ImperialCollegeLondon / R2T2

Research References Tracking Tool
MIT License
14 stars 155 forks source link

[Discussion] Source files and processing references #51

Open dalonsoa opened 4 years ago

dalonsoa commented 4 years ago

The main use case of R2T2 - at least in my mind - is to annotate libraries and then retrieve the references used when running a script that uses those libraries.

Under this circumstances, two comments come to my mind:

1) It is important to note that each library should have its own references source file - at least one - and therefore it cannot be indicated by the user when running R2T2. If (let's dream) numpy, scipy and scikit-learn adopt R2T2 and I run a script using them, when processing the used references, each should be look for the information in the corresponding source file.

So, for this to work, we have to enable a way of adding references source files to the BIBLIOGRAPHY object, something like BIBLIOGRPAHY.add_source(path_to_source) in the __init__.py of the library. Then we can probably use the inspect to figure out what's the library adding the source.

2) As @ChasNelson1990 has pointed out in #32, loading the bibtex file each time a bibtex key needs to be processed is expensive and makes no sense. So, whenever a reference is processed, appart for looking for the full reference in the correct source, the loaded source should be cached, so processing further references for the same library does not incur in extra i/o operations.

In summary:

ChasNelson1990 commented 4 years ago

Comments on 1:

dalonsoa commented 4 years ago
ChasNelson1990 commented 4 years ago

I thought new-style modules didn't require __init__.py files anymore?

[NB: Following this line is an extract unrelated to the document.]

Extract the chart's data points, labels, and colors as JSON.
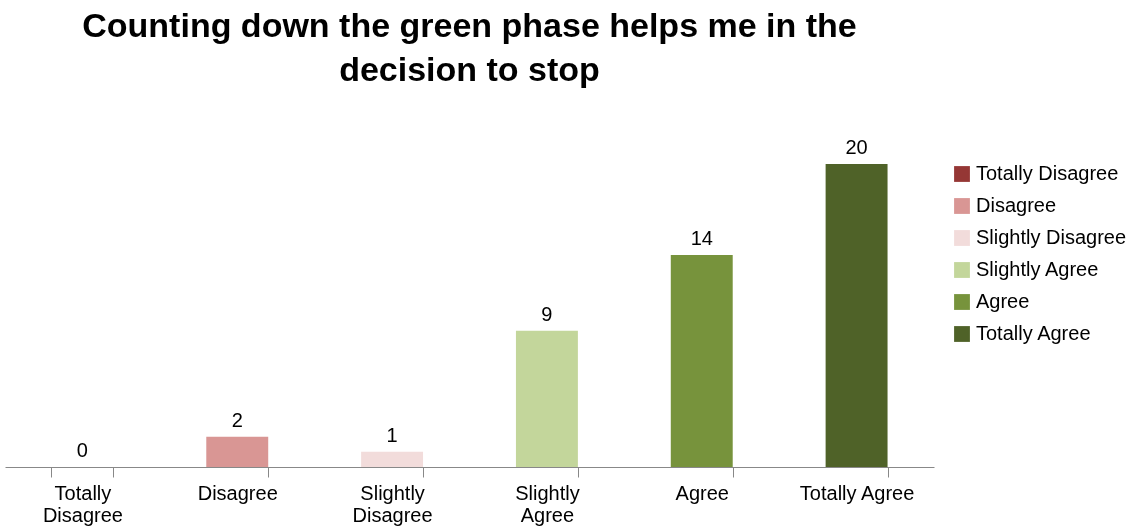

Also, there's a difference between Python enforcing a language standard and us... Personally, I just think that enforcing things never does well... however! maybe I'm just being pessimistic and we should do it and see if anybody complains.

Fairpoint that the toml doesn't come down when we install!

ChasNelson1990 commented 4 years ago

*although I can't find any evidence for my first point right now...

dalonsoa commented 4 years ago

Ok, let's ignore where to put it. Do we agree we need a way for each package to indicate where their reference source is? Does something like BIBLIOGRPAHY.add_source(path_to_source) called somewhere within the library code looks sensible?

ChasNelson1990 commented 4 years ago

I'd be happy with that. It was my original plan when I started yesterday but I decided to use cli-parameters to keep things inline with what was already being used. :-)

dalonsoa commented 4 years ago

Yep, I guess things evolve with time and the complexity of the code. The cli is still neded for users to define in what output format they want the references list, but the input of those references is up to the package using R2T2.

ChasNelson1990 commented 4 years ago

Yea, that makes sense.